5. Create one flow to redirect the traffic to VF2 by DCF (assume the representor port ID is 5):

   flow create 0 priority 0 ingress pattern eth / ipv4 src is 192.168.0.2 \
   dst is 192.168.0.3 / end actions represented_port ethdev_port_id 5 / end
   

6. Send the packet, and it should be displayed on tcpdump:

   sendp(Ether(src='3c:fd:fe:aa:bb:78', dst='00:00:00:01:02:03')/IP(src=' \
   192.168.0.2', dst="192.168.0.3")/TCP(flags='S')/Raw(load='XXXXXXXXXX'), \
   iface="enp24s0f0", count=10)
   

30.8. Sample Application Notes

30.8.1. Vlan filter

Vlan filter only works when Promiscuous mode is off.

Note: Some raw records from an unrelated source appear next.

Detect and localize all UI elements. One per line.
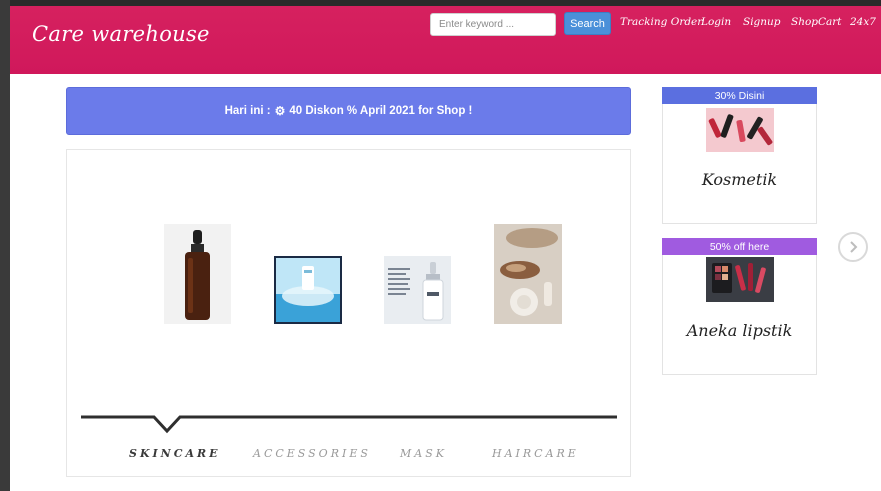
serum-bottle-image[interactable]	[164, 224, 231, 324]
nav-shopcart[interactable]: ShopCart	[791, 16, 842, 28]
product-box-image[interactable]	[274, 256, 342, 324]
skincare-flatlay-image[interactable]	[494, 224, 562, 324]
promo-prefix: Hari ini :	[224, 105, 271, 117]
gear-icon: ⚙	[274, 104, 286, 118]
pore-serum-image[interactable]	[384, 256, 451, 324]
search-input[interactable]	[430, 13, 556, 36]
tab-mask[interactable]: MASK	[400, 447, 447, 460]
discount-badge: 30% Disini	[662, 87, 817, 104]
carousel-next-button[interactable]	[838, 232, 868, 262]
product-carousel: SKINCARE ACCESSORIES MASK HAIRCARE	[66, 149, 631, 477]
discount-badge: 50% off here	[662, 238, 817, 255]
side-card-title: Aneka lipstik	[686, 321, 793, 340]
tab-skincare[interactable]: SKINCARE	[129, 447, 221, 460]
nav-24x7[interactable]: 24x7	[850, 16, 876, 28]
tab-haircare[interactable]: HAIRCARE	[492, 447, 579, 460]
nav-login[interactable]: Login	[701, 16, 731, 28]
nav-tracking-order[interactable]: Tracking Order	[620, 16, 702, 28]
makeup-palette-image	[706, 257, 774, 302]
navbar: Care warehouse Search Tracking Order Log…	[10, 6, 881, 74]
promo-banner: Hari ini : ⚙ 40 Diskon % April 2021 for …	[66, 87, 631, 135]
window-left-edge	[0, 0, 10, 491]
nav-signup[interactable]: Signup	[743, 16, 781, 28]
tab-accessories[interactable]: ACCESSORIES	[253, 447, 371, 460]
brand-logo[interactable]: Care warehouse	[32, 22, 210, 46]
promo-text: 40 Diskon % April 2021 for Shop !	[289, 105, 473, 117]
search-button[interactable]: Search	[564, 12, 611, 35]
lipstick-image	[706, 108, 774, 152]
side-card-aneka-lipstik[interactable]: 50% off here Aneka lipstik	[662, 238, 817, 375]
tab-indicator-line	[81, 415, 617, 434]
side-card-kosmetik[interactable]: 30% Disini Kosmetik	[662, 87, 817, 224]
chevron-right-icon	[850, 241, 858, 253]
side-card-title: Kosmetik	[701, 170, 778, 189]
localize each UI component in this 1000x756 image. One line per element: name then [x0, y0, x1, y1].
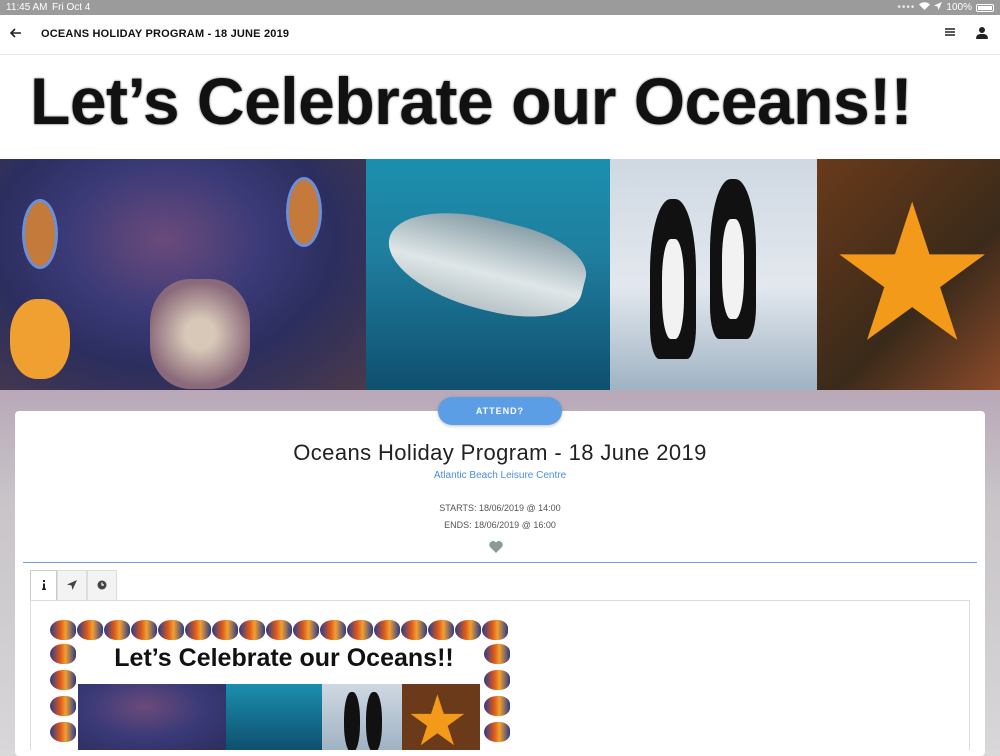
venue-link[interactable]: Atlantic Beach Leisure Centre — [0, 470, 1000, 481]
tab-time[interactable] — [87, 570, 117, 601]
info-icon — [41, 579, 47, 593]
tab-location[interactable] — [57, 570, 87, 601]
status-time: 11:45 AM — [6, 2, 48, 13]
hamburger-menu-icon[interactable] — [944, 25, 956, 41]
event-title: Oceans Holiday Program - 18 June 2019 — [293, 440, 707, 465]
clock-icon — [97, 580, 107, 593]
battery-percent: 100% — [946, 2, 972, 13]
event-start-time: STARTS: 18/06/2019 @ 14:00 — [439, 503, 561, 513]
back-arrow-icon[interactable] — [9, 26, 22, 42]
poster-starfish-photo: ★ — [402, 684, 480, 750]
user-icon[interactable] — [976, 27, 988, 41]
fish-border-top — [50, 620, 512, 642]
tab-info[interactable] — [30, 570, 57, 601]
app-header: OCEANS HOLIDAY PROGRAM - 18 JUNE 2019 — [0, 15, 1000, 55]
detail-tabs — [30, 570, 117, 601]
section-divider — [23, 562, 977, 563]
fish-border-right — [484, 644, 510, 742]
octopus-photo — [0, 159, 366, 390]
status-right: •••• 100% — [897, 0, 994, 15]
heart-icon[interactable] — [488, 539, 504, 555]
location-icon — [934, 0, 943, 15]
event-poster-image: Let’s Celebrate our Oceans!! ★ — [50, 620, 512, 750]
battery-icon — [976, 3, 994, 12]
event-end-time: ENDS: 18/06/2019 @ 16:00 — [444, 520, 556, 530]
poster-octopus-photo — [78, 684, 226, 750]
poster-shark-photo — [226, 684, 322, 750]
banner-photos: ★ — [0, 159, 1000, 390]
status-bar: 11:45 AM Fri Oct 4 •••• 100% — [0, 0, 1000, 15]
poster-penguins-photo — [322, 684, 402, 750]
attend-button[interactable]: ATTEND? — [438, 397, 562, 425]
starfish-photo: ★ — [817, 159, 1000, 390]
penguins-photo — [610, 159, 817, 390]
location-arrow-icon — [67, 579, 77, 593]
banner-headline: Let’s Celebrate our Oceans!! — [30, 64, 913, 138]
wifi-icon — [919, 0, 931, 15]
event-banner-image: Let’s Celebrate our Oceans!! ★ — [0, 55, 1000, 390]
status-date: Fri Oct 4 — [52, 2, 91, 13]
poster-headline: Let’s Celebrate our Oceans!! — [114, 644, 454, 672]
shark-photo — [366, 159, 610, 390]
page-title: OCEANS HOLIDAY PROGRAM - 18 JUNE 2019 — [41, 28, 290, 40]
signal-dots-icon: •••• — [897, 2, 916, 13]
fish-border-left — [50, 644, 76, 742]
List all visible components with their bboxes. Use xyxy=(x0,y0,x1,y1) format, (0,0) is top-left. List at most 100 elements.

To start testpmd, and add vlan 10 to port 0:

./app/dpdk-testpmd -l 0-15 -- -i
...

testpmd> rx_vlan add 10 0

30.9. Diagnostic Utilities

30.9.1. Dump DDP Package

Dump the runtime packet processing pipeline configuration into a binary file. This helps the support team diagnose hardware configuration issues.

Usage:

testpmd> ddp dump <port_id> <output_file>

30.9.2. Dump Switch Configurations

Dump detail hardware configurations related to the switch pipeline stage into a binary file.

Usage:

testpmd> ddp dump switch <port_id> <output_file>

30.9.3. Dump Tx Scheduling Tree

Dump the runtime Tx scheduling tree into a DOT file.

Usage:

testpmd> txsched dump <port_id> <brief|detail> <output_file>

In “brief” mode, all scheduling nodes in the tree are displayed. In “detail” mode, each node’s configuration parameters are also displayed.